Latonen et al. 2011 Oncogene: Proteasome inhibitors induce nucleolar aggregation of proteasome target proteins and polyadenylated RNA by altering ubiquitin availability.
Quantitative tissue analysis of cancer
We query cancer growth patterns in tissue combining this to molecular information in order to better understand how cancer develops and grows. In our tissue analysis collaboration projects we search for better ways to image, visualise, and quantitatively analyse histology with development of digital pathology, machine learning, and AI tools.
We belong to the international ERA PerMed-funded ABCAP consortium, aim of which is to develop and validate novel state-of-the-art deep learning-based computer models for improved routine histopathology classification and for refined patient stratification in breast cancer. Within the consortium, we test the utility of different microscopic and spectroscopic methods in AI-based cancer tissue identification and grading.
Ehteshami Bejnordi et al. 2017 JAMA: Diagnostic Assessment of Deep Learning Algorithms for Detection of Lymph Node Metastases in Women With Breast Cancer.
Kartasalo et al. 2018 Bioinformatics: Comparative analysis of tissue reconstruction algorithms for 3D histology.
Liimatainen et al. 2021 Biomolecules: Convolutional Neural Network-Based Artificial Intelligence for Classification of Protein Localization Patterns.

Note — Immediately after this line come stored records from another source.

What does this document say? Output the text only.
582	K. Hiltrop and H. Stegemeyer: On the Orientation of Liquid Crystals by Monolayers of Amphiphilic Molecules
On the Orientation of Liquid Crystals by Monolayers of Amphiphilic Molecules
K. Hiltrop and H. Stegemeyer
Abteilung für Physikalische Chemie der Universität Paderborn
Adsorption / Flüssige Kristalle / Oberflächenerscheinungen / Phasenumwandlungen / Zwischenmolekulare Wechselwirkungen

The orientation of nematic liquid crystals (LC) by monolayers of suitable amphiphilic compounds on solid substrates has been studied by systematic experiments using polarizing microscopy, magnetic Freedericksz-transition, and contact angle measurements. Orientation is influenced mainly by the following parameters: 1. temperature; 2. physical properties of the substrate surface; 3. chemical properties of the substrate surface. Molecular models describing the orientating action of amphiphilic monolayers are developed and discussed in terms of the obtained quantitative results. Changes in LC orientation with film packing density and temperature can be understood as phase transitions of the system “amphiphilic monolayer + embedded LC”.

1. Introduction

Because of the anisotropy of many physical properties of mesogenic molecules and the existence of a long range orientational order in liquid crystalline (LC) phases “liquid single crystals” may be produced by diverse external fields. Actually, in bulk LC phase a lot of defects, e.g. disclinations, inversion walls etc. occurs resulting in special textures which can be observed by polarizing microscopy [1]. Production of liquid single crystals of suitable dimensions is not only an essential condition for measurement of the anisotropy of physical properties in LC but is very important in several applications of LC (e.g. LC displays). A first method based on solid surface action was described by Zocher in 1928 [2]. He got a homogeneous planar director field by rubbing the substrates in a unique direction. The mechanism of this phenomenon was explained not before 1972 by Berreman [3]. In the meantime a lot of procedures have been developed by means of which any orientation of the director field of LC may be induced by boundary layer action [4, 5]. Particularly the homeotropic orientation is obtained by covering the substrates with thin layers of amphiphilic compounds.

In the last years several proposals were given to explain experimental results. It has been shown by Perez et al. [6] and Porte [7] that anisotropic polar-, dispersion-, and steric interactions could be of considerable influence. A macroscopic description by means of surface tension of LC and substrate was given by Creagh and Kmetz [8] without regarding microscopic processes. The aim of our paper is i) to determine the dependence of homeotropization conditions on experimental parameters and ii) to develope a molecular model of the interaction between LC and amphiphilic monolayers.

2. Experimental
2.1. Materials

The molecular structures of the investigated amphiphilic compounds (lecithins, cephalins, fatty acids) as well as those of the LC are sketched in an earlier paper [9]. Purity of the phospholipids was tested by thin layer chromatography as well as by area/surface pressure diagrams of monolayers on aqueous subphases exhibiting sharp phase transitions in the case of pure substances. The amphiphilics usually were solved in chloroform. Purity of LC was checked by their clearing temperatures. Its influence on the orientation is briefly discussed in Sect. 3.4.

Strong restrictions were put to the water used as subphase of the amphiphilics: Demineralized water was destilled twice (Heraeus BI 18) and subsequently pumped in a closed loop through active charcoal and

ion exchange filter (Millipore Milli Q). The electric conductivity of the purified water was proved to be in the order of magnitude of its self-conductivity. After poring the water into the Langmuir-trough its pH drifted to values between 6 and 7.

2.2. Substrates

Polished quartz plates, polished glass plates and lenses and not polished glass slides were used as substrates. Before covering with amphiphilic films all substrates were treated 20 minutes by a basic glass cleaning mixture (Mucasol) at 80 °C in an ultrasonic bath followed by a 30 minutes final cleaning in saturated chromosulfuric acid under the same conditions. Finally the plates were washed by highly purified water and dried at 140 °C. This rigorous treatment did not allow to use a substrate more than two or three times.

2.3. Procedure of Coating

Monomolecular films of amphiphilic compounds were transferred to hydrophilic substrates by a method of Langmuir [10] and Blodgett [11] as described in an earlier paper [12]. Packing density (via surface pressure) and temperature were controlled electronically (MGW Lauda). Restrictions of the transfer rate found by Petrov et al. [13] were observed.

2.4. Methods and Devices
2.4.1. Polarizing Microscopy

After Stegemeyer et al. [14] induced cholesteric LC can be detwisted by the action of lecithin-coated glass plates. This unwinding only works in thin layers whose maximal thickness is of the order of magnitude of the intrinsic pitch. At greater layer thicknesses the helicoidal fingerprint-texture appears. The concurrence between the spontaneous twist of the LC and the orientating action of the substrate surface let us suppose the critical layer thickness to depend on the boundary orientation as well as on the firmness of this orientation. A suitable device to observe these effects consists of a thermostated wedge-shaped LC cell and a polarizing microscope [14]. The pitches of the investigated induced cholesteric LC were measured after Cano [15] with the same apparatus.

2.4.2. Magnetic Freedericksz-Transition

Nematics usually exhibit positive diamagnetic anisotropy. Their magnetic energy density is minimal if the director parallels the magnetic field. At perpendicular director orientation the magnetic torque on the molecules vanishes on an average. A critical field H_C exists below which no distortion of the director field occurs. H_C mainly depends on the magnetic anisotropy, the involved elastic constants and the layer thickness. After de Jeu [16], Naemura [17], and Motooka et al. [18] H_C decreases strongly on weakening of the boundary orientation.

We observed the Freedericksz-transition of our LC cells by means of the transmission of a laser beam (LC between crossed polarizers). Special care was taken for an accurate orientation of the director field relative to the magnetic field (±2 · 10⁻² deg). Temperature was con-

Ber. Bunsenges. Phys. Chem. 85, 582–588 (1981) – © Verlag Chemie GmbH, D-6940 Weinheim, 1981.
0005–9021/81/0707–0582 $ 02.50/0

Liimatainen et al. 2021 BMC Cancer: Virtual reality for 3D histology: multi-scale visualization of organs with interactive feature exploration.
Latonen and Ruusuvuori, 2021 European Journal of Cancer: Building a central repository landmarks a new era for AI-assisted digital pathology development in Europe.
Ruusuvuori et al. 2022 Heliyon: Spatial analysis of histology in 3D: quantification and visualization of organ and tumor level tissue environment.